8 - [37:26] Moderato, baryton, orchestre. "Éternelle brûlure de bonheur. Lien ardent d'amour…". Air de Pater Ecstaticus, l'un des trois anachorètes qui vivent dans les gorges. L'âme de Faust va se nourrir de leurs sages méditations pendant son ascension. Pater Ecstaticus adopte un phrasé lyrique et passionné pour évoquer les contradictions dans les liens amoureux : ses délices et ses souffrances… L'orchestre fait appel majoritairement aux cordes, interprétant une mélodie mêlant volupté et vaillance. Diverses interventions instrumentales apportent à l'accompagnement une alacrité féérique aux mille nuances* ! L'ivresse de l'amour surgit bien de l'oraison malgré l'usage d'une sémantique étrangement violente de la part de Goethe. Étrange Lied** ésotérique et un exploit vocal de John Shirley-Quirk (1931-2014) !
(*) Mahler maitrise désormais pleinement son orchestration animée et colorée voire fantasque, mais sans les excès et le pathos parfois discutables en terme de bon goût et entendus dans la 7ème symphonie…

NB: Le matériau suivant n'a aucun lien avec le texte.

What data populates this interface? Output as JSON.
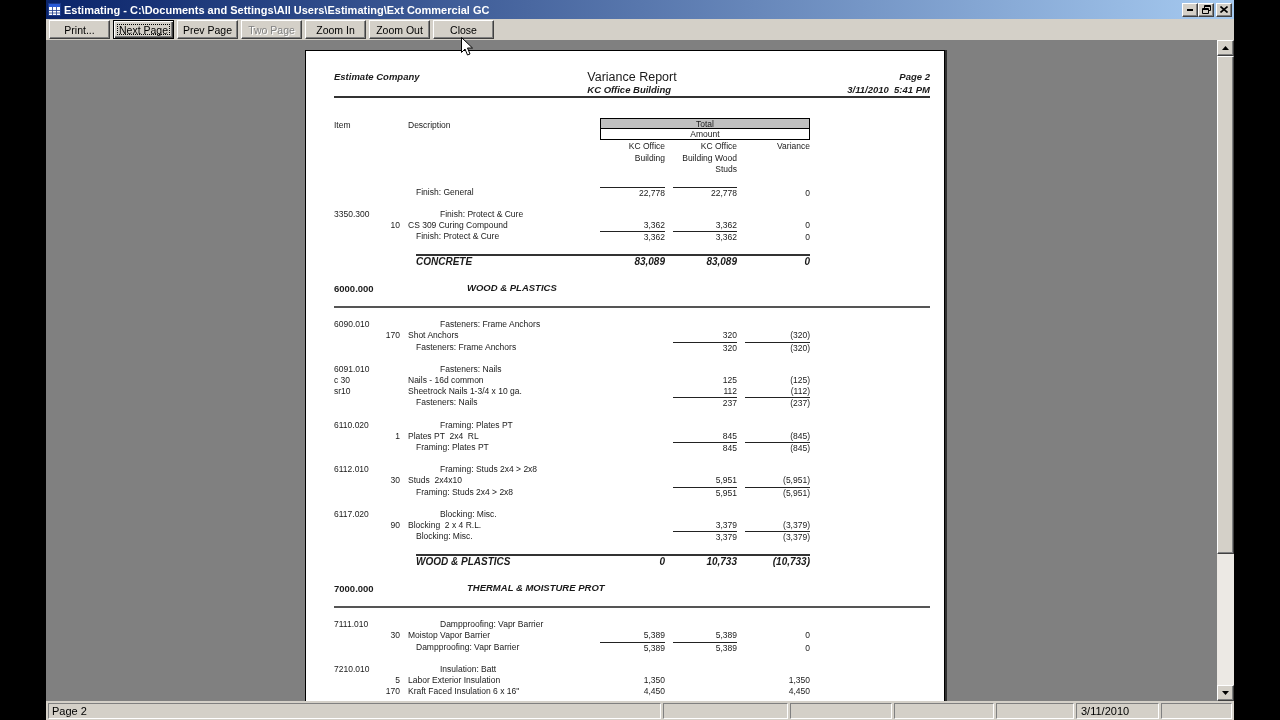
{
  "window": {
    "title": "Estimating - C:\\Documents and Settings\\All Users\\Estimating\\Ext Commercial GC"
  },
  "toolbar": [
    {
      "label": "Print...",
      "focused": false,
      "disabled": false
    },
    {
      "label": "Next Page",
      "focused": true,
      "disabled": false
    },
    {
      "label": "Prev Page",
      "focused": false,
      "disabled": false
    },
    {
      "label": "Two Page",
      "focused": false,
      "disabled": true
    },
    {
      "label": "Zoom In",
      "focused": false,
      "disabled": false
    },
    {
      "label": "Zoom Out",
      "focused": false,
      "disabled": false
    },
    {
      "label": "Close",
      "focused": false,
      "disabled": false
    }
  ],
  "report": {
    "company": "Estimate Company",
    "title": "Variance Report",
    "project": "KC Office Building",
    "page": "Page 2",
    "printed": "3/11/2010  5:41 PM",
    "columns": {
      "item": "Item",
      "description": "Description",
      "group_header": "Total",
      "group_subheader": "Amount",
      "building": "KC Office Building",
      "wood_studs": "KC Office Building Wood Studs",
      "variance": "Variance"
    },
    "rows": [
      {
        "kind": "subtotal",
        "description": "Finish: General",
        "building": {
          "value": "22,778",
          "rule_above": true
        },
        "wood_studs": {
          "value": "22,778",
          "rule_above": true
        },
        "variance": {
          "value": "0",
          "rule_above": false
        }
      },
      {
        "kind": "group",
        "item": "3350.300",
        "description": "Finish: Protect & Cure"
      },
      {
        "kind": "detail",
        "quantity": "10",
        "description": "CS 309 Curing Compound",
        "building": "3,362",
        "wood_studs": "3,362",
        "variance": "0"
      },
      {
        "kind": "subtotal",
        "description": "Finish: Protect & Cure",
        "building": {
          "value": "3,362",
          "rule_above": true
        },
        "wood_studs": {
          "value": "3,362",
          "rule_above": true
        },
        "variance": {
          "value": "0",
          "rule_above": false
        }
      },
      {
        "kind": "section_total",
        "description": "CONCRETE",
        "building": "83,089",
        "wood_studs": "83,089",
        "variance": "0"
      },
      {
        "kind": "section",
        "item": "6000.000",
        "description": "WOOD & PLASTICS"
      },
      {
        "kind": "group",
        "item": "6090.010",
        "description": "Fasteners: Frame Anchors"
      },
      {
        "kind": "detail",
        "quantity": "170",
        "description": "Shot Anchors",
        "wood_studs": "320",
        "variance": "(320)"
      },
      {
        "kind": "subtotal",
        "description": "Fasteners: Frame Anchors",
        "wood_studs": {
          "value": "320",
          "rule_above": true
        },
        "variance": {
          "value": "(320)",
          "rule_above": true
        }
      },
      {
        "kind": "group",
        "item": "6091.010",
        "description": "Fasteners: Nails"
      },
      {
        "kind": "detail",
        "item": "c 30",
        "description": "Nails - 16d common",
        "wood_studs": "125",
        "variance": "(125)"
      },
      {
        "kind": "detail",
        "item": "sr10",
        "description": "Sheetrock Nails 1-3/4 x 10 ga.",
        "wood_studs": "112",
        "variance": "(112)"
      },
      {
        "kind": "subtotal",
        "description": "Fasteners: Nails",
        "wood_studs": {
          "value": "237",
          "rule_above": true
        },
        "variance": {
          "value": "(237)",
          "rule_above": true
        }
      },
      {
        "kind": "group",
        "item": "6110.020",
        "description": "Framing: Plates PT"
      },
      {
        "kind": "detail",
        "quantity": "1",
        "description": "Plates PT  2x4  RL",
        "wood_studs": "845",
        "variance": "(845)"
      },
      {
        "kind": "subtotal",
        "description": "Framing: Plates PT",
        "wood_studs": {
          "value": "845",
          "rule_above": true
        },
        "variance": {
          "value": "(845)",
          "rule_above": true
        }
      },
      {
        "kind": "group",
        "item": "6112.010",
        "description": "Framing: Studs 2x4 > 2x8"
      },
      {
        "kind": "detail",
        "quantity": "30",
        "description": "Studs  2x4x10",
        "wood_studs": "5,951",
        "variance": "(5,951)"
      },
      {
        "kind": "subtotal",
        "description": "Framing: Studs 2x4 > 2x8",
        "wood_studs": {
          "value": "5,951",
          "rule_above": true
        },
        "variance": {
          "value": "(5,951)",
          "rule_above": true
        }
      },
      {
        "kind": "group",
        "item": "6117.020",
        "description": "Blocking: Misc."
      },
      {
        "kind": "detail",
        "quantity": "90",
        "description": "Blocking  2 x 4 R.L.",
        "wood_studs": "3,379",
        "variance": "(3,379)"
      },
      {
        "kind": "subtotal",
        "description": "Blocking: Misc.",
        "wood_studs": {
          "value": "3,379",
          "rule_above": true
        },
        "variance": {
          "value": "(3,379)",
          "rule_above": true
        }
      },
      {
        "kind": "section_total",
        "description": "WOOD & PLASTICS",
        "building": "0",
        "wood_studs": "10,733",
        "variance": "(10,733)"
      },
      {
        "kind": "section",
        "item": "7000.000",
        "description": "THERMAL & MOISTURE PROT"
      },
      {
        "kind": "group",
        "item": "7111.010",
        "description": "Dampproofing: Vapr Barrier"
      },
      {
        "kind": "detail",
        "quantity": "30",
        "description": "Moistop Vapor Barrier",
        "building": "5,389",
        "wood_studs": "5,389",
        "variance": "0"
      },
      {
        "kind": "subtotal",
        "description": "Dampproofing: Vapr Barrier",
        "building": {
          "value": "5,389",
          "rule_above": true
        },
        "wood_studs": {
          "value": "5,389",
          "rule_above": true
        },
        "variance": {
          "value": "0",
          "rule_above": false
        }
      },
      {
        "kind": "group",
        "item": "7210.010",
        "description": "Insulation: Batt"
      },
      {
        "kind": "detail",
        "quantity": "5",
        "description": "Labor Exterior Insulation",
        "building": "1,350",
        "variance": "1,350"
      },
      {
        "kind": "detail",
        "quantity": "170",
        "description": "Kraft Faced Insulation 6 x 16\"",
        "building": "4,450",
        "variance": "4,450"
      }
    ]
  },
  "status_bar": {
    "page": "Page 2",
    "date": "3/11/2010"
  }
}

(**) La longue expérience de Mahler dans le domaine du lied symphonique atteint son aboutissement. La ferveur et la conviction embrasent la ligne de chant et excluent toute possibilité crédible de l'adapter à un récital de musique de chambre… (À mon sens.)
9 – [39:01] Allegro - Allegro appassionato, Orchestre, basse. "Comme, de ses propres forces, Le tronc s'élève bien droit dans l'air, Ainsi l'amour tout-puissant, Qui forme tout, nourrit tout…". Pater profundus, autre anachorète et écologiste avant l'heure 😊 honore de sa voix de prophète la beauté de la nature, l'associant au don suprême de la Création, donc à un acte d'amour, amour dont son âme tourmentée (telle celle de Faust ?) a tant besoin. La nature, les cascades, les rochers, l'amour, encore cette thématique pivot du romantisme. [43:11] Une conclusion orchestrale allègre, trompetant joyeusement, insère un temps de pause avant l'entrée des anges…
10 - [43:45], Allegro deciso, Orchestre et maîtrise de garçons + Chœur I et II limités aux sopranos et contraltos. "Sauvée du démon est la partie noble Du monde des esprits" chantent les "Anges" (chœur féminin), accompagnant ainsi l'âme de Faust en cours de purification ; papi Faust ? 😊. Les Enfants bienheureux (en duo) leur donnent raison "Tenez-vous par la main dans une ronde joyeuse ! Levez-vous et chantez vos sentiments sacrés !" L'orchestration est pétillante, les fanfares de trompettes font écho aux trilles des flûtes mais ne compriment en rien la ligne de chant vaillante des gosses et des dames des chœurs viennois dont les voix séraphiques voltigent dans ce jardin musical ludique et paradisiaque*. [44:44] Les angelots rejoignent leurs aînés, les "Anges juvéniles" (**). "Ces roses qui viennent des mains de pénitentes remplies d'amour saint nous ont aidé à gagner le combat, et à achever l'œuvre divine."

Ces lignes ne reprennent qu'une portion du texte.